It's especially difficult when putting that amount of effort in, even when the other person is perfectly pleased with the friendship, doesn't necessarily mean that they won't just up and basically vanish on me.

Hi. I'm bitchy today. It's a damn good thing I'm not doing anything large group any time soon, because I am _not_ in the mindset for it. Y'know, thinking that trying to get to know new people isn't worth the effort is _not_ helpful for, well, meeting new people. Or getting to know people I don't really know very well yet.

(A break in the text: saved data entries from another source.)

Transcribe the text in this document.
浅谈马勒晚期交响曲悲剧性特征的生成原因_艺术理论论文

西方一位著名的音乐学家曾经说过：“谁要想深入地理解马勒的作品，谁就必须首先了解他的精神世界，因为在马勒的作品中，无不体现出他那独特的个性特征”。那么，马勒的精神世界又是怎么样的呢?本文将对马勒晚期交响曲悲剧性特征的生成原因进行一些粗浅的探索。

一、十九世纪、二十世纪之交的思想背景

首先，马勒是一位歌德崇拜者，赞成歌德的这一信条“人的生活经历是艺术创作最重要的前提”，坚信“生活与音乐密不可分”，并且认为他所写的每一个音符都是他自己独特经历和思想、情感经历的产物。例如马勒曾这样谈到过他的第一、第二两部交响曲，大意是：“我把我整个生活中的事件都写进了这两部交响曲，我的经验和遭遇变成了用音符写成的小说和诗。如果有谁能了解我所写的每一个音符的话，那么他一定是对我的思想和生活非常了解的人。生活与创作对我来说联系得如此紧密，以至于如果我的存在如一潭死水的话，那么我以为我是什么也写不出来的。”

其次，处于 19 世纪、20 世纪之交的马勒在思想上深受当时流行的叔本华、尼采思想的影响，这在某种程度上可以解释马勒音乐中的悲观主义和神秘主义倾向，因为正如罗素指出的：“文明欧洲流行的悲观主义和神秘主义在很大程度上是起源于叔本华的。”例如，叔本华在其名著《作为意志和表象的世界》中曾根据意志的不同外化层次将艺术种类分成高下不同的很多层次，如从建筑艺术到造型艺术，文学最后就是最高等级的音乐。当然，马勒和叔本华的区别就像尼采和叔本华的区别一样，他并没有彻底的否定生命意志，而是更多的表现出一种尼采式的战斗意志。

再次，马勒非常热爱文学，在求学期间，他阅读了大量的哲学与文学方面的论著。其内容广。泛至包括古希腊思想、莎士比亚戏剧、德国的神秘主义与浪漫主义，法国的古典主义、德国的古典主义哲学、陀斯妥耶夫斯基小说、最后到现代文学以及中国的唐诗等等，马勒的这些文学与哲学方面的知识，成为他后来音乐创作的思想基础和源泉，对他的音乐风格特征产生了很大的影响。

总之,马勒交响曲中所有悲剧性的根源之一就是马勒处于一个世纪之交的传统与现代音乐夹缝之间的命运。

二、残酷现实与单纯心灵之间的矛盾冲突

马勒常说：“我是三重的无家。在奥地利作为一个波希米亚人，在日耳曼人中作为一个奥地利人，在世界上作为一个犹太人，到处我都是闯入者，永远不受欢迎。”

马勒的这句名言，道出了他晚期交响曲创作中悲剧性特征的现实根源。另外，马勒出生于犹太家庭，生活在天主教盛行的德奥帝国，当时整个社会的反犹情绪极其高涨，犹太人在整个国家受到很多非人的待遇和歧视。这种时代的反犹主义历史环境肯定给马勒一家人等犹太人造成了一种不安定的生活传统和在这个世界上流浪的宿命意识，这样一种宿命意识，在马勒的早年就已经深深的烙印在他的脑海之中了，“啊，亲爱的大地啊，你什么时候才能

I'm sure I'll be fine tomorrow. I'm just venting... Every so often I do this, because every so often the fact that I _don't_ have a local partner ('partner' is, I suspect, the category into which the degree of rightness-for-me I'm apparently talking about right now would best fit) decides to up and bite me. Mostly regardless of whatever else is going on in my life, although certainly things in my life _not_ inside my head can trigger this. *shakes head* On the plus side, unlike the last time I had this rant here, I _do_ have a partner now. You'd think that would help... *thinks* And, it probably does, when I'm not being all bitchy. ;)

Date: 2004-07-12 09:21 pm (UTC)
From: [identity profile] signsoflife.livejournal.com
Wow, that's eerily like my frame of mind "lately". With "lately" meaning the past two or three years.

In theory I'd like to meet new people, have new friends. In practice, making new friends is so much damn WORK. And then they move to Seattle.

This is exponentiated when one wants to meet new romantic partners -- this is probably the main reason I don't identify as poly. At a conservative estimate, it took seven years of consistently, constantly seeking out a primary romantic partner in *entirely appropriate, contact rich* social circles for me to ferret out my husband. And there were levels of emotional risk I regularly took then that I just won't take now; I just can't go through that again.

Date: 2004-07-13 02:36 pm (UTC)
From: [identity profile] wispfox.livejournal.com
See, for the most part, I seem to be drawn to regularly taking emotional risk to find nifty new people. And, I _don't_ ever go interact with people with the specific intention of anything beyond finding friends. It just happens that sometimes more comes out of it.

But the effort involved in finding those friends (which sometimes become more) does periodically irritate the hell out of me. Like yesterday.

Of course, I _am_ poly. Really, really, really unable-to-be-otherwise poly. So not being such is simply not an option and would drive me far more batty than the amount of effort involved with finding nifty new people does.